When Open AI’s GPT-3 model debuted in May 2020, its performance was universally regarded as a literal state of the art. GPT-3 set a new standard in deep learning by being able to generate writing unrecognizable from human-crafted language. What difference a year makes, though. On Tuesday, researchers from the Beijing Academy of Artificial Intelligence announced the release of Wu Dao, their own generative deep learning model that appears to be capable of performing everything GPT-3 can do and more.
First and foremost, Wu Dao is vast. It was trained using 1.75 trillion parameters (basically, the model’s self-selected coefficients), which is ten times more than the 175 billion parameters used to train GPT-3 and 150 billion more than Google’s Switch Transformers.

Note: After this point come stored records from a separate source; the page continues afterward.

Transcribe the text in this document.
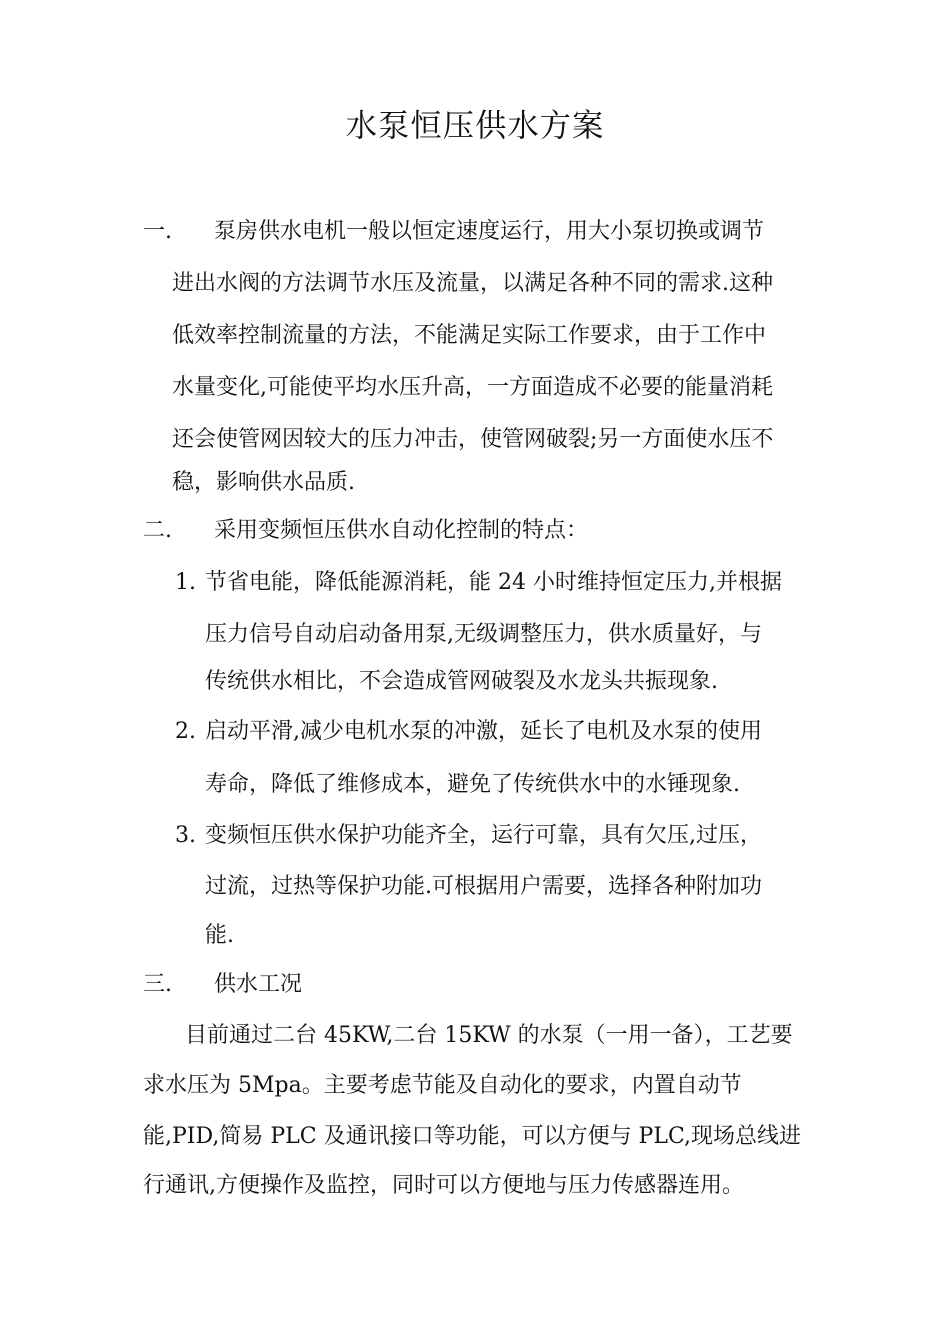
水泵恒压供水方案
一. 泵房供水电机一般以恒定速度运行，用大小泵切换或调节
进出水阀的方法调节水压及流量，以满足各种不同的需求.这种
低效率控制流量的方法，不能满足实际工作要求，由于工作中
水量变化,可能使平均水压升高，一方面造成不必要的能量消耗
还会使管网因较大的压力冲击，使管网破裂;另一方面使水压不
稳，影响供水品质.
二. 采用变频恒压供水自动化控制的特点：
1. 节省电能，降低能源消耗，能 24 小时维持恒定压力,并根据
压力信号自动启动备用泵,无级调整压力，供水质量好，与
传统供水相比，不会造成管网破裂及水龙头共振现象.
2. 启动平滑,减少电机水泵的冲激，延长了电机及水泵的使用
寿命，降低了维修成本，避免了传统供水中的水锤现象.
3. 变频恒压供水保护功能齐全，运行可靠，具有欠压,过压，
过流，过热等保护功能.可根据用户需要，选择各种附加功
能.
三. 供水工况
目前通过二台 45KW,二台 15KW 的水泵（一用一备），工艺要
求水压为 5Mpa。主要考虑节能及自动化的要求，内置自动节
能,PID,简易 PLC 及通讯接口等功能，可以方便与 PLC,现场总线进
行通讯,方便操作及监控，同时可以方便地与压力传感器连用。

To train a model on these many factors in such a short period of time — Wu Dao 2.0 was released barely three months after version 1.0 in March — the BAAI researchers first created FastMoE, an open-source learning system similar to Google’s Mixture of Experts. This technology, which runs on PyTorch, allowed the model to be trained on both supercomputer clusters and regular GPUs. Because FastMoE does not require proprietary hardware like Google’s TPUs and can thus run on off-the-shelf gear — supercomputing clusters notwithstanding — it has more flexibility than Google’s approach.

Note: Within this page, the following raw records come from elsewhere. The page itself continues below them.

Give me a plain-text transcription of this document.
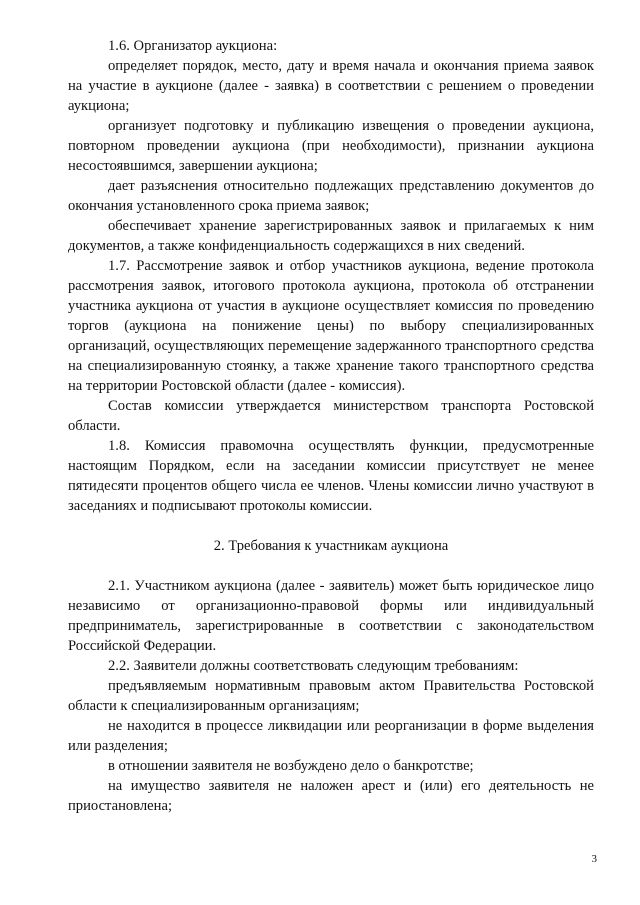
1.6. Организатор аукциона:

определяет порядок, место, дату и время начала и окончания приема заявок на участие в аукционе (далее - заявка) в соответствии с решением о проведении аукциона;

организует подготовку и публикацию извещения о проведении аукциона, повторном проведении аукциона (при необходимости), признании аукциона несостоявшимся, завершении аукциона;

дает разъяснения относительно подлежащих представлению документов до окончания установленного срока приема заявок;

обеспечивает хранение зарегистрированных заявок и прилагаемых к ним документов, а также конфиденциальность содержащихся в них сведений.

1.7. Рассмотрение заявок и отбор участников аукциона, ведение протокола рассмотрения заявок, итогового протокола аукциона, протокола об отстранении участника аукциона от участия в аукционе осуществляет комиссия по проведению торгов (аукциона на понижение цены) по выбору специализированных организаций, осуществляющих перемещение задержанного транспортного средства на специализированную стоянку, а также хранение такого транспортного средства на территории Ростовской области (далее - комиссия).

Состав комиссии утверждается министерством транспорта Ростовской области.

1.8. Комиссия правомочна осуществлять функции, предусмотренные настоящим Порядком, если на заседании комиссии присутствует не менее пятидесяти процентов общего числа ее членов. Члены комиссии лично участвуют в заседаниях и подписывают протоколы комиссии.

2. Требования к участникам аукциона

2.1. Участником аукциона (далее - заявитель) может быть юридическое лицо независимо от организационно-правовой формы или индивидуальный предприниматель, зарегистрированные в соответствии с законодательством Российской Федерации.

2.2. Заявители должны соответствовать следующим требованиям:

предъявляемым нормативным правовым актом Правительства Ростовской области к специализированным организациям;

не находится в процессе ликвидации или реорганизации в форме выделения или разделения;

в отношении заявителя не возбуждено дело о банкротстве;

на имущество заявителя не наложен арест и (или) его деятельность не приостановлена;

3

Unlike other deep learning models, Wu Dao is multi-modal, similar in theory to Facebook’s anti-hate speech AI or Google’s recently introduced MUM. Wu Dao’s talents in natural language processing, text generation, image recognition, and image generation were demonstrated by BAAI researchers. Not only can the model compose essays, poetry, and couplets in traditional Chinese, but it can also generate alt text from a static image and nearly photorealistic visuals from natural language descriptions.
“Big models and big computers are the roads to artificial general intelligence,” stated Dr Zhang Hongjiang, head of BAAI, during the conference on Tuesday. “What we are constructing is a power plant for the future of AI; with mega data, mega computing capacity, and mega models, we will be able to transform data to feed future AI applications.”